Sonia avait laissé passer ce dernier mensonge, mais tout le reste était vrai. La maman sétait réellement cassé le bras et était rentrée à lhôpital en ambulance. Elle avait besoin de quelquun pour soccuper delle. Qui dautre que la fille? Dautant plus que la mère navait jamais fait de mal à Sonia.

Depuis toujours, elle sétait plaint, se peignant la victime abandonnée, oubliée, malheureuse Mais personne nest parfait, nestce pas?

Malgré tous ses défauts, la mère nourrissait, abreuvait, chaussait et habillait Sonia, assistait aux réunions de parents et achetait des médicaments avec des oranges pour la fille malade. Alors il était logique que Sonia prenne un mois de congé sans solde, rentre dans la ville natale et aide à la maison et aux soins dhygiène.

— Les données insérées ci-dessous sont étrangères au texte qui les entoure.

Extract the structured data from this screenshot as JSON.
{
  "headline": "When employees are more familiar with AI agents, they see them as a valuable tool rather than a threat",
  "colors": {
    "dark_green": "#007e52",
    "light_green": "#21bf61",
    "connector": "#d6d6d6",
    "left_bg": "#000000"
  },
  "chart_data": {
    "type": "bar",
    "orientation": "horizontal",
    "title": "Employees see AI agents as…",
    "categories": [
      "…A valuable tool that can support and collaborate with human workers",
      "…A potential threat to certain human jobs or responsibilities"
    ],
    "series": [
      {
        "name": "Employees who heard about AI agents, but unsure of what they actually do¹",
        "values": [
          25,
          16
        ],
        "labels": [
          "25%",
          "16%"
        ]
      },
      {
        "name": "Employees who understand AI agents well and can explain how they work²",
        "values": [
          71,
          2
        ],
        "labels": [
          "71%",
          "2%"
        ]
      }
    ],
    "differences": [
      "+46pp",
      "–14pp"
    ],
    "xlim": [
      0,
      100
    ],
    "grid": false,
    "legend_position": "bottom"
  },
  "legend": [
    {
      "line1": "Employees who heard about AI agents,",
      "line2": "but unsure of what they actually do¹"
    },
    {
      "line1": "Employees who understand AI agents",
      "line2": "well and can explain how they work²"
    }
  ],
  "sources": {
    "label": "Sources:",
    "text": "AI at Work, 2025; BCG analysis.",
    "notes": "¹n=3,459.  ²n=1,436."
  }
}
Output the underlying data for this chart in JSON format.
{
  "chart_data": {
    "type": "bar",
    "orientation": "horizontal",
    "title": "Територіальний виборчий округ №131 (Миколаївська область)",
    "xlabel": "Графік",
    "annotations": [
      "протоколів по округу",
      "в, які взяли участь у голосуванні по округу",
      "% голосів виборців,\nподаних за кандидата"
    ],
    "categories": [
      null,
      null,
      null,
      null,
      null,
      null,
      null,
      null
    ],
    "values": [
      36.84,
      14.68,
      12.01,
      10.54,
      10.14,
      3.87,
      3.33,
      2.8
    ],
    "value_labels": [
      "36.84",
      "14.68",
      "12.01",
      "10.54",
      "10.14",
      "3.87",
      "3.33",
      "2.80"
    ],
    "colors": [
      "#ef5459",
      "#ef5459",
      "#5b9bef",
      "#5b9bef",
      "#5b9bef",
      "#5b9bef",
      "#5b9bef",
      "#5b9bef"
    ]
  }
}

Ce moisci, elle prévoyait de trouver une aideménagère qui ferait aussi le rôle daidesoignante, ou, à défaut, de convaincre la mère de venir avec elle. Comment la mère pourraitelle rester sans travail après cet incident? Elle naurait plus de quoi vivre

Dès les premiers jours dans la maison denfance, Sonia se rappelait en détail pourquoi elle lavait quittée, il y a dix ans, en pleine hâte, après la neuvième année. Elle sétait inscrite dans le premier collège quelle avait trouvé dans une autre ville, et, chaussée de talons, avait couru vers un foyer étudiant dun village voisin, où elle avait ensuite trouvé un emploi.

Même avec trois colocataires, elle avait plus dintimité quen partageant un même toit avec sa mère.

Ma petite, cest quoi ce genre de chose? Une fille respectable porteraitelle ça? a réprimandé la mère, presque trente ans, en agitant son linge serré dans une main solide. Tu sais où travaillent ceux qui portent ces frottements?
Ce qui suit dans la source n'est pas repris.